SANDY HOOK, N.J. – To the usual list of foul trash left behind or washed up on beaches around the world, add these: masks and gloves used by people to avoid the coronavirus and then discarded on the sand.

In the past year, volunteers picking up trash on beaches from the Jersey Shore to California, the United Kingdom and Hong Kong have been finding discarded personal protective equipment.

The latest example came Wednesday when New Jersey's Clean Ocean Action environmental group released its annual tally of trash plucked from the state's shorelines. In addition to the plastics, cigarette butts and food wrappers that sully the sand each year, the group's volunteers removed 1,113 masks and other pieces of virus-related protective gear from New Jersey beaches last fall.

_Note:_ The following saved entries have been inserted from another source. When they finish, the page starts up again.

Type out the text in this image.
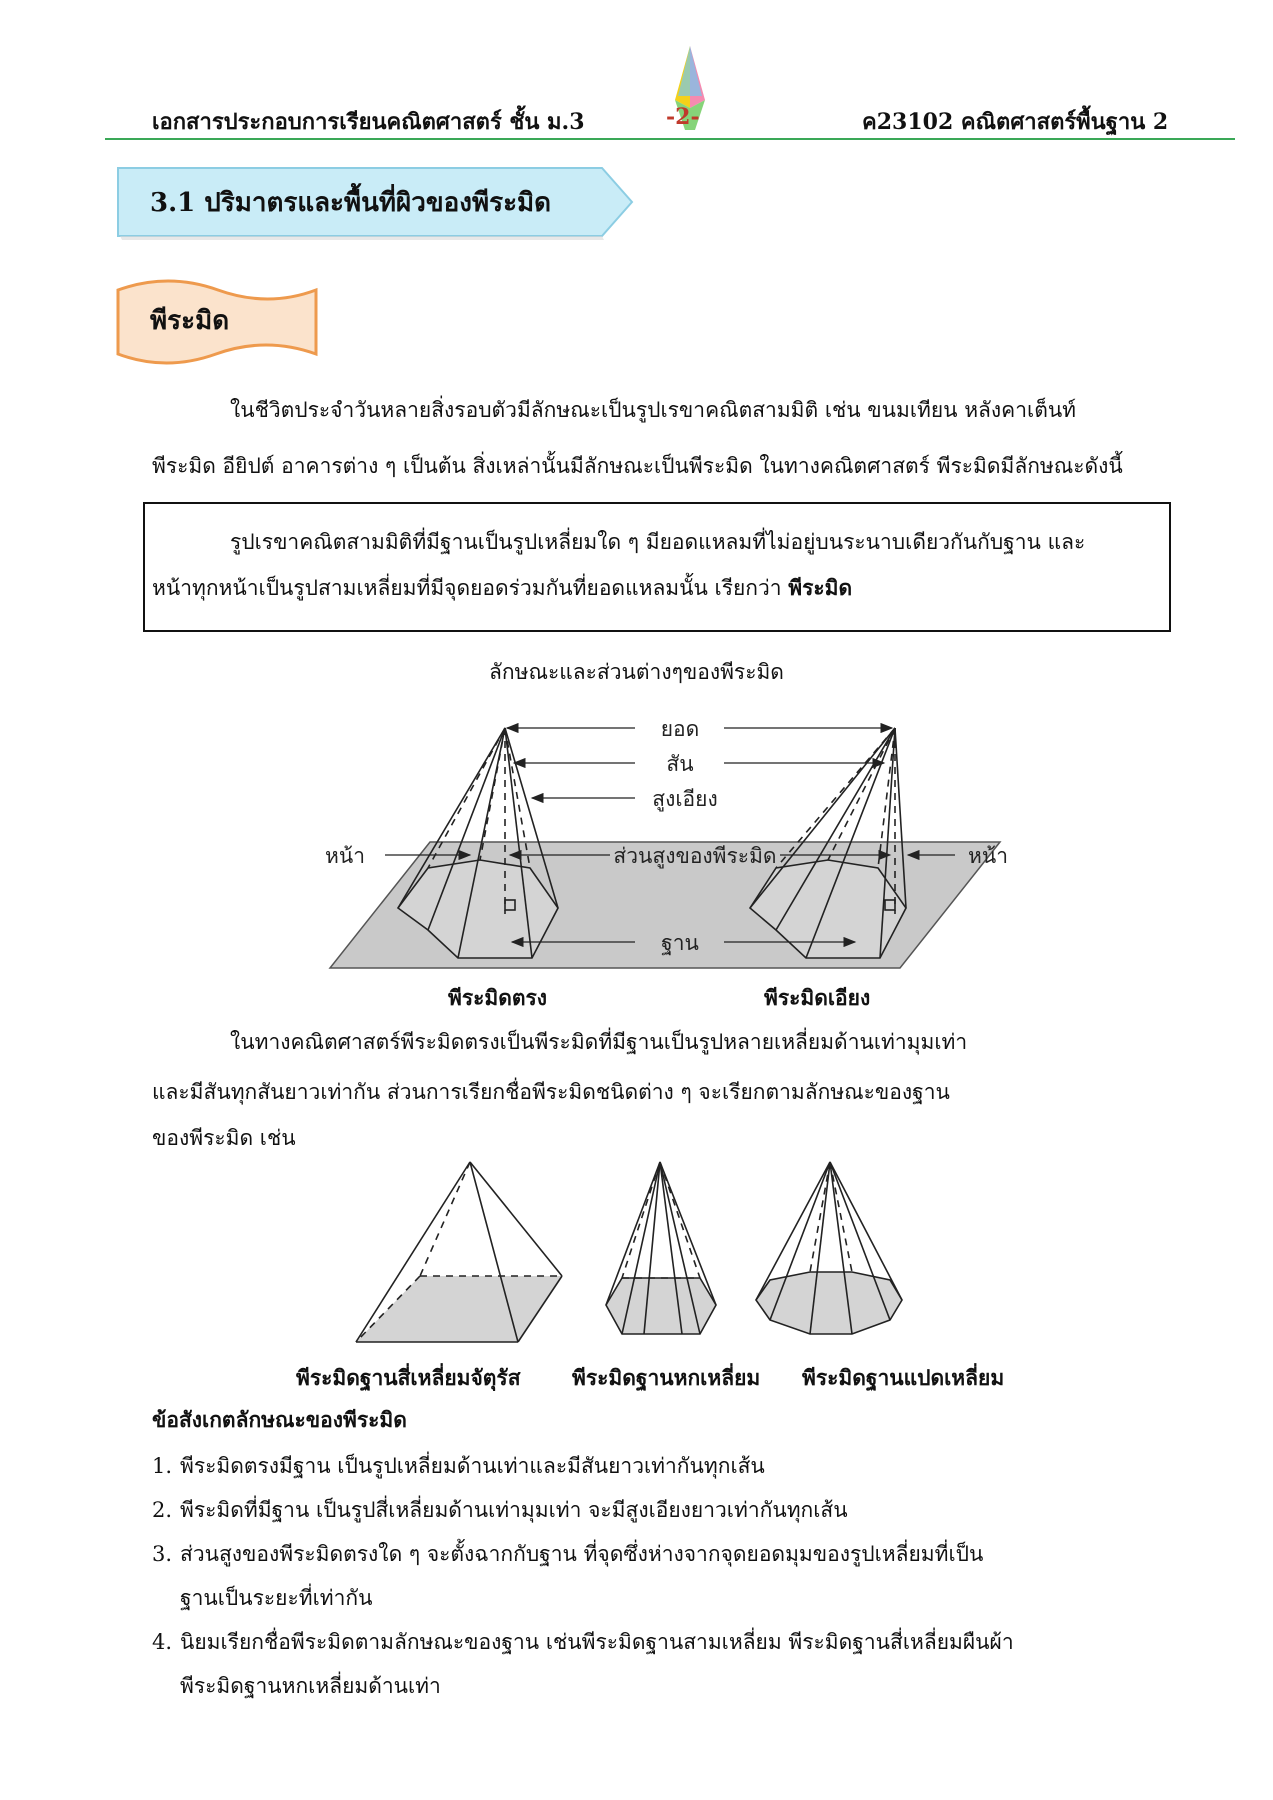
เอกสารประกอบการเรียนคณิตศาสตร์ ชั้น ม.3	-2-	ค23102 คณิตศาสตร์พื้นฐาน 2
3.1 ปริมาตรและพื้นที่ผิวของพีระมิด
พีระมิด
ในชีวิตประจำวันหลายสิ่งรอบตัวมีลักษณะเป็นรูปเรขาคณิตสามมิติ เช่น ขนมเทียน หลังคาเต็นท์
พีระมิด อียิปต์ อาคารต่าง ๆ เป็นต้น สิ่งเหล่านั้นมีลักษณะเป็นพีระมิด ในทางคณิตศาสตร์ พีระมิดมีลักษณะดังนี้
รูปเรขาคณิตสามมิติที่มีฐานเป็นรูปเหลี่ยมใด ๆ มียอดแหลมที่ไม่อยู่บนระนาบเดียวกันกับฐาน และ
หน้าทุกหน้าเป็นรูปสามเหลี่ยมที่มีจุดยอดร่วมกันที่ยอดแหลมนั้น เรียกว่า พีระมิด
ลักษณะและส่วนต่างๆของพีระมิด
ยอด
สัน
สูงเอียง
หน้า	ส่วนสูงของพีระมิด	หน้า
ฐาน
พีระมิดตรง	พีระมิดเอียง
ในทางคณิตศาสตร์พีระมิดตรงเป็นพีระมิดที่มีฐานเป็นรูปหลายเหลี่ยมด้านเท่ามุมเท่า
และมีสันทุกสันยาวเท่ากัน ส่วนการเรียกชื่อพีระมิดชนิดต่าง ๆ จะเรียกตามลักษณะของฐาน
ของพีระมิด เช่น
พีระมิดฐานสี่เหลี่ยมจัตุรัส พีระมิดฐานหกเหลี่ยม พีระมิดฐานแปดเหลี่ยม
ข้อสังเกตลักษณะของพีระมิด
1. พีระมิดตรงมีฐาน เป็นรูปเหลี่ยมด้านเท่าและมีสันยาวเท่ากันทุกเส้น
2. พีระมิดที่มีฐาน เป็นรูปสี่เหลี่ยมด้านเท่ามุมเท่า จะมีสูงเอียงยาวเท่ากันทุกเส้น
3. ส่วนสูงของพีระมิดตรงใด ๆ จะตั้งฉากกับฐาน ที่จุดซึ่งห่างจากจุดยอดมุมของรูปเหลี่ยมที่เป็น
ฐานเป็นระยะที่เท่ากัน
4. นิยมเรียกชื่อพีระมิดตามลักษณะของฐาน เช่นพีระมิดฐานสามเหลี่ยม พีระมิดฐานสี่เหลี่ยมผืนผ้า
พีระมิดฐานหกเหลี่ยมด้านเท่า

“Used correctly PPE saves lives; disposed of incorrectly it kills marine life," said Cindy Zipf, the group's executive director. "PPE litter is a gross result of the pandemic, and 100% avoidable. Use PPE properly, then dispose of it properly in a trash can. It’s not hard and it’s the least we can do for this marvel of a planet we all live on, not to mention ourselves.”

Discarded masks and gloves started showing up on beaches not long after the virus began circulating widely last year, and continued to appear as quarantine-weary people sought an escape at the beach.

In the second half of 2020, more than 107,000 items of PPE were collected by volunteers around the world according to the Ocean Conservancy group — a figure its members believe is a vast undercount of the year's true totals.

“Once in the environment, disposable PPE act like any other single-use plastic, likely never breaking down but rather breaking up into smaller and smaller pieces and persisting indefinitely," said Nicholas Mallos, senior director of the Ocean Conservancy’s Trash Free Seas program. "In fact, a recent study found that a single disposable mask can shed up to 173,000 microfibers — tiny plastic fibers — in a single day.

“What this means is that the damage is cumulative, adding up over time to the massive amount of plastics already entering our ocean each year,” he said. "PPE has been vital in protecting human health, but the resulting pollution has also exposed that our waste systems are not equipped to handle crises like this.”